死と象徴

元アナウンサーで、歌舞伎役者・市川海老蔵さんの妻・小林麻央さんが亡くなったと知ったとき、「やっぱり…」という思いと、「まさか、そんな…」という相反する思いがわきあがり、私は自分でも意外なほど大きなショックを受けて、その日は思い出しては何度も涙を流しました。

昨年九月からスタートした小林麻央さんのオフィシャルブログ「KOKORO.」を、私はリアルタイムで読んでいました。もともと芸能界にまったく興味はありませんでしたし、テレビを観ない生活が長かったので、「小林麻央」という名前さえ知らなかったのですが、がんを公表してブログをはじめたニュースを読んで、ステージ4の乳がんの有名人がどんな思いを綴るのだろうという興味本位で、なに気なく feedlyに登録したのです。
ひんぱんに更新される小林麻央さんの文章は、闘病する芸能人という枠をこえて、一人の強くひたむきな女性のいのちの輝きを感じさせるものでした。私はブログを楽しみにするようになり、まだ幼い二人の子どもたちのためにも、麻央さんの病が癒えることを心から祈る気持ちで、「がんばって」と陰ながら応援して読んでいました。

今年の五月末、退院して自宅療養するようになった麻央さんの文章の行間から、実際は厳しい状況なんだろうな、と想像はしていました。でも、病床にあっても他人を思いやり、小さなことにも喜びと感謝を綴る文章は変わらず心に響いてきましたから、私は「麻央さんは、きっと大丈夫」と思うようにしていました。
六月に入って間もない日、「蝶々」という記事がアップされました。
そこには長男勸玄(かんげん)くんとのなにげない日常のひとこまと、麻央さんの好きな詩が載っていたのですが、私はこの記事を読んで胸さわぎがしました。
「もしかすると、麻央さんの死は近いのかもしれない…」
“蝶”というイメージは、人が死んで肉体から魂が離れていくときの魂のイメージとしてよく知られているものです。ブログには、長男の勸玄くんが自分で捕った白い蝶を虫かごに入れてベッドの麻央さんに見せにくる様子が書かれていました。

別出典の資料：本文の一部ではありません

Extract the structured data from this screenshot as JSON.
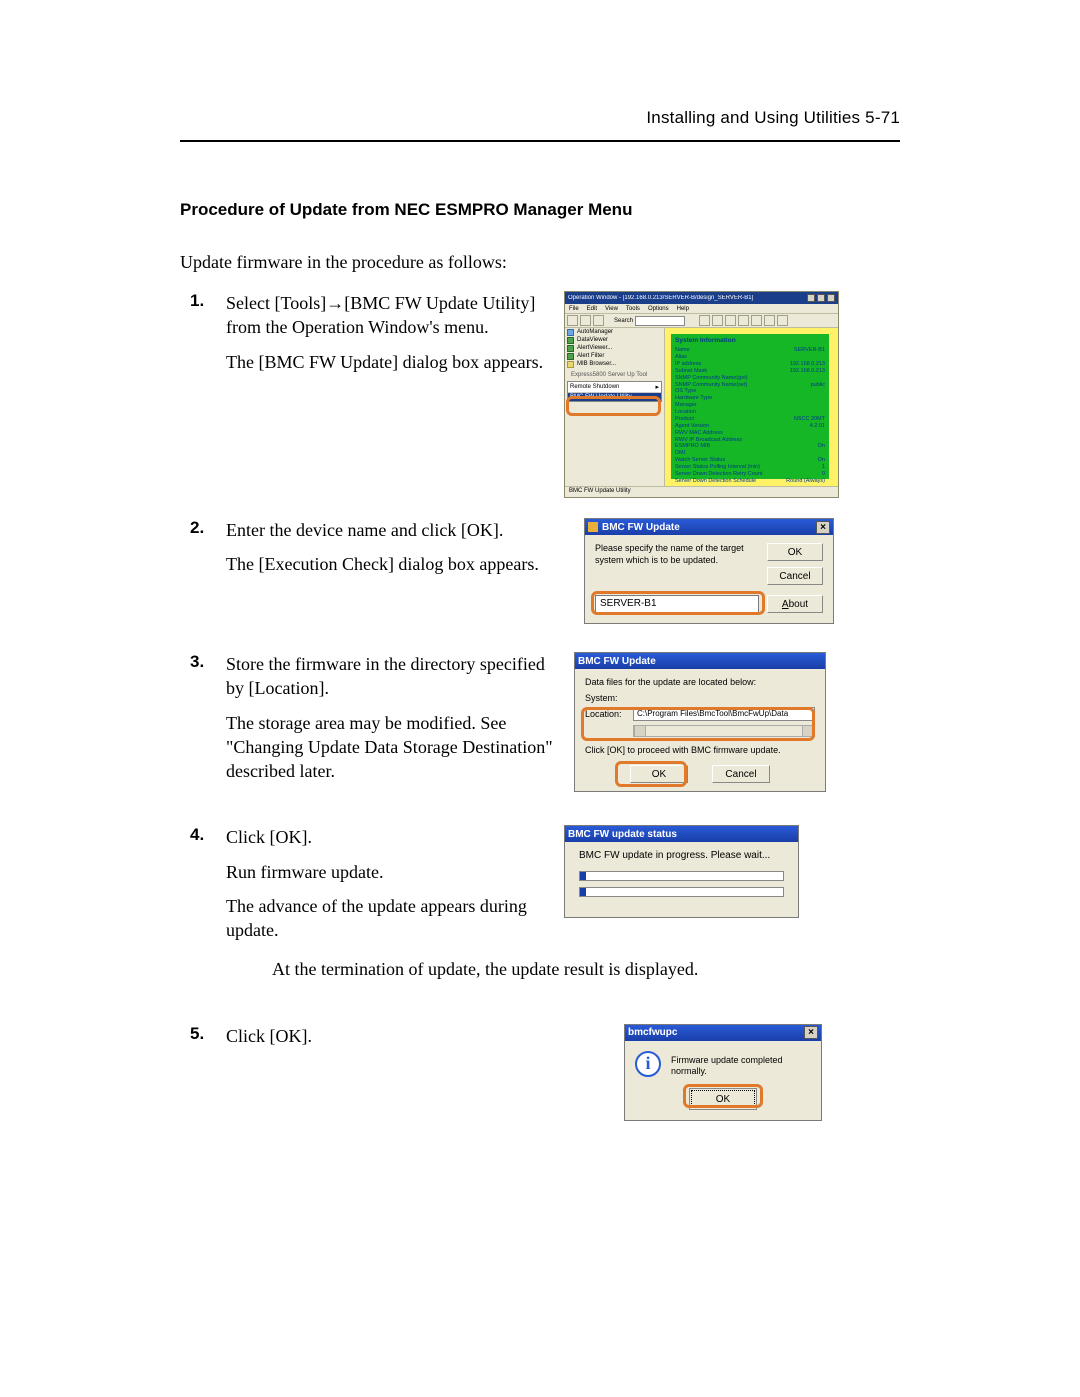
{
  "header": {
    "running_head": "Installing and Using Utilities    5-71"
  },
  "section_title": "Procedure of Update from NEC ESMPRO Manager Menu",
  "intro": "Update firmware in the procedure as follows:",
  "steps": {
    "s1": {
      "p1_a": "Select [Tools]",
      "arrow": "→",
      "p1_b": "[BMC FW Update Utility] from the Operation Window's menu.",
      "p2": "The [BMC FW Update] dialog box appears."
    },
    "s2": {
      "p1": "Enter the device name and click [OK].",
      "p2": "The [Execution Check] dialog box appears."
    },
    "s3": {
      "p1": "Store the firmware in the directory specified by [Location].",
      "p2": "The storage area may be modified. See \"Changing Update Data Storage Destination\" described later."
    },
    "s4": {
      "p1": "Click [OK].",
      "p2": "Run firmware update.",
      "p3": "The advance of the update appears during update.",
      "p4": "At the termination of update, the update result is displayed."
    },
    "s5": {
      "p1": "Click [OK]."
    }
  },
  "fig1": {
    "title": "Operation Window - [192.168.0.213/SERVER-B/design_SERVER-B1]",
    "menubar": [
      "File",
      "Edit",
      "View",
      "Tools",
      "Options",
      "Help"
    ],
    "toolbar_search_label": "Search",
    "tree": {
      "items": [
        "DataViewer",
        "AlertViewer...",
        "Alert Filter",
        "MIB Browser..."
      ],
      "group": "Express5800 Server Up Tool",
      "dropdown_header": "Remote Shutdown",
      "dropdown_item": "BMC FW Update Utility"
    },
    "info_header": "System Information",
    "info_rows": [
      {
        "k": "Name",
        "v": "SERVER-B1"
      },
      {
        "k": "Alias",
        "v": ""
      },
      {
        "k": "IP address",
        "v": "192.168.0.213"
      },
      {
        "k": "Subnet Mask",
        "v": "192.168.0.213"
      },
      {
        "k": "SNMP Community Name(get)",
        "v": ""
      },
      {
        "k": "SNMP Community Name(set)",
        "v": "public"
      },
      {
        "k": "OS Type",
        "v": ""
      },
      {
        "k": "Hardware Type",
        "v": ""
      },
      {
        "k": "Manager",
        "v": ""
      },
      {
        "k": "Location",
        "v": ""
      },
      {
        "k": "Product",
        "v": "NSCC 20MT"
      },
      {
        "k": "Agent Version",
        "v": "4.2.01"
      },
      {
        "k": "RWV MAC Address",
        "v": ""
      },
      {
        "k": "RWV IP Broadcast Address",
        "v": ""
      },
      {
        "k": "ESMPRO MIB",
        "v": "On"
      },
      {
        "k": "DMI",
        "v": ""
      },
      {
        "k": "Watch Server Status",
        "v": "On"
      },
      {
        "k": "Server Status Polling Interval (min)",
        "v": "1"
      },
      {
        "k": "Server Down Detection Retry Count",
        "v": "0"
      },
      {
        "k": "Server Down Detection Schedule",
        "v": "Round (Always)"
      }
    ],
    "status": "BMC FW Update Utility"
  },
  "fig2": {
    "title": "BMC FW Update",
    "msg": "Please specify the name of the target system which is to be updated.",
    "btn_ok": "OK",
    "btn_cancel": "Cancel",
    "btn_about": "About",
    "input_value": "SERVER-B1"
  },
  "fig3": {
    "title": "BMC FW Update",
    "lbl": "Data files for the update are located below:",
    "system_label": "System:",
    "location_label": "Location:",
    "location_value": "C:\\Program Files\\BmcTool\\BmcFwUp\\Data",
    "note": "Click [OK] to proceed with BMC firmware update.",
    "btn_ok": "OK",
    "btn_cancel": "Cancel"
  },
  "fig4": {
    "title": "BMC FW update status",
    "msg": "BMC FW update in progress. Please wait..."
  },
  "fig5": {
    "title": "bmcfwupc",
    "msg": "Firmware update completed normally.",
    "btn_ok": "OK",
    "info_glyph": "i"
  }
}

一緒に蝶を見たあと、逃がすために虫かごの扉を開けてベランダに置いておくと、しばらくじっとしていた白い蝶は次の瞬間勢いよく自由な空へ飛び立った――というエピソードでした。まるで肉体という牢獄から魂が解き放たれるような鮮やかなイメージです。
それに続いて、「蝶とバラ」という“変容”をテーマとする乳がん患者についての詩が引用されていました。毛虫から変態する蝶は変容のシンボルの一つで、変容というのは死の別名でもあります。
この日のブログに綴られた事柄を、イメージとして、象徴言語として読むと、“死”が浮かび上がってくるようでした。でも、私は「そんなはずはない!」と強く否定しました。ブログ読者200万人のなかの一読者にすぎない私であっても、ブログから“死”の気配を感じとるだけで、必死に生きようとしている麻央さんの力をそぐような気がしたからです。

数日後、麻央さんのウェディング・ドレスを作ってくれたデザイナーが、娘の麗禾(れいか)ちゃんに白いドレスをプレゼントしてくれたということが、麗禾ちゃんの写真と一緒にアップされていました。それは本当にウェディング・ドレスのような素敵なドレスでした。
象徴言語――すなわち「無意識の言葉」「魂の言葉」では、人が死んで肉体から意識が離れ、再び大いなる源へと還っていくとき、祝福に満ちた「結婚」のイメージがあらわれることがあります。私はこのことをユングの著書で知りました。
こうして麻央さんのブログに蝶や結婚という“死”と重なるイメージが続いてから、六月二十日の更新を最後にして、二十二日麻央さんは旅立っていかれました。

「象徴って、意味深いものだなぁ…」
私はあらためて思いました。「オウムとクンダリニー」の最後「102.グヤサマジャ」では、オウムにあらわれた象徴ついて、それがなにを意味するのか、あるいは無意味なのか…くわしく書きませんでした。あのときの私には、書けなかったというのが正しいのですが、今、もう一度、私なりに言葉にしてみようかと思っています。